ANTHROPIC’S MANAGED AGENTS: STABLE INTERFACES FOR LONG-HORIZON AI WORK
Anthropic details how Claude Managed Agents split agent brain and hands behind stable session, harness, and sandbox interfaces. In this engineering deep dive, ...
Anthropic details how Claude Managed Agents split agent brain and hands behind stable session, harness, and sandbox interfaces.
In this engineering deep dive, Anthropic introduces Managed Agents, a hosted service for long-horizon agent tasks that keeps interfaces stable while implementations evolve. The post explains how an append-only session log, a pluggable harness loop, and a sandboxed execution environment let you swap models and internals without breaking callers.
They show why this matters with a real example: “context anxiety” workarounds added for Claude Sonnet 4.5 became dead weight on Opus 4.5. By virtualizing agent components, Managed Agents avoids brittle, pet-style containers and makes upgrades and safety boundaries easier to manage, as outlined in the post.
Stable interfaces cut rewrite risk as model behavior changes across releases.
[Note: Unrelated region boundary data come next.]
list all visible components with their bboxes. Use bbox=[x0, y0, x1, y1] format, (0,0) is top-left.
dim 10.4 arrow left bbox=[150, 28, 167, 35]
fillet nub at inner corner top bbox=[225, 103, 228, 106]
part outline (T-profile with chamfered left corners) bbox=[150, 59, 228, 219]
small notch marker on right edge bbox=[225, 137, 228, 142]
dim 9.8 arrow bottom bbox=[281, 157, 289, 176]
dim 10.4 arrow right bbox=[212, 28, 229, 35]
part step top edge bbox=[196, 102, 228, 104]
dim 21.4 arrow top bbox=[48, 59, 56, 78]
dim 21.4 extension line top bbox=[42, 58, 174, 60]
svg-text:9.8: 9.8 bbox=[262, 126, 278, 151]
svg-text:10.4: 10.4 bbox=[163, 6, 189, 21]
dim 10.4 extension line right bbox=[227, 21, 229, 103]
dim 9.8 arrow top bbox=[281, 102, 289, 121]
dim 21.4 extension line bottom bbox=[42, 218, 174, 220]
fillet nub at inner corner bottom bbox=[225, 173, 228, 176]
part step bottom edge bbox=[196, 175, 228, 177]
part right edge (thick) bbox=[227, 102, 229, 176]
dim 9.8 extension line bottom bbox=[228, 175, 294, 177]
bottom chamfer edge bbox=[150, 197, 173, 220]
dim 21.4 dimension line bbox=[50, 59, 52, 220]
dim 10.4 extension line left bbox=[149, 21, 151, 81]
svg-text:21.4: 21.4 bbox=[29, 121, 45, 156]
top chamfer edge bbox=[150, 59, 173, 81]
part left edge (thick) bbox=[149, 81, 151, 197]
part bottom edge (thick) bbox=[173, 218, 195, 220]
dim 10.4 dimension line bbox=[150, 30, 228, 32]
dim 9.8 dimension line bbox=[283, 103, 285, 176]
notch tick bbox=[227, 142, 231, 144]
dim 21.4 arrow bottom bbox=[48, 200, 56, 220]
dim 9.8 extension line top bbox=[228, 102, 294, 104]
Append-only sessions and sandboxed execution improve auditability, safety, and incident recovery for long-running agents.
-
terminal
Run the same long-horizon task across models with and without context-reset logic; track success rate, retries, and tool-call counts.
-
terminal
Replay sessions from the append-only log after forced restarts; verify deterministic recovery and sandbox isolation of file and network access.
Legacy codebase integration strategies...
- 01.
Refactor single-container agent services into separate session, harness, and sandbox components; route existing tool calls through a harness API.
- 02.
Integrate session logs with current observability and audit pipelines; enforce secrets and egress controls at the sandbox boundary.
Fresh architecture paradigms...
- 01.
Start with an event-sourced session log as the source of truth and treat the harness as hot-swappable.
- 02.
Design an ephemeral sandbox worker pool with strict IAM and network policies to safely execute tool calls and code.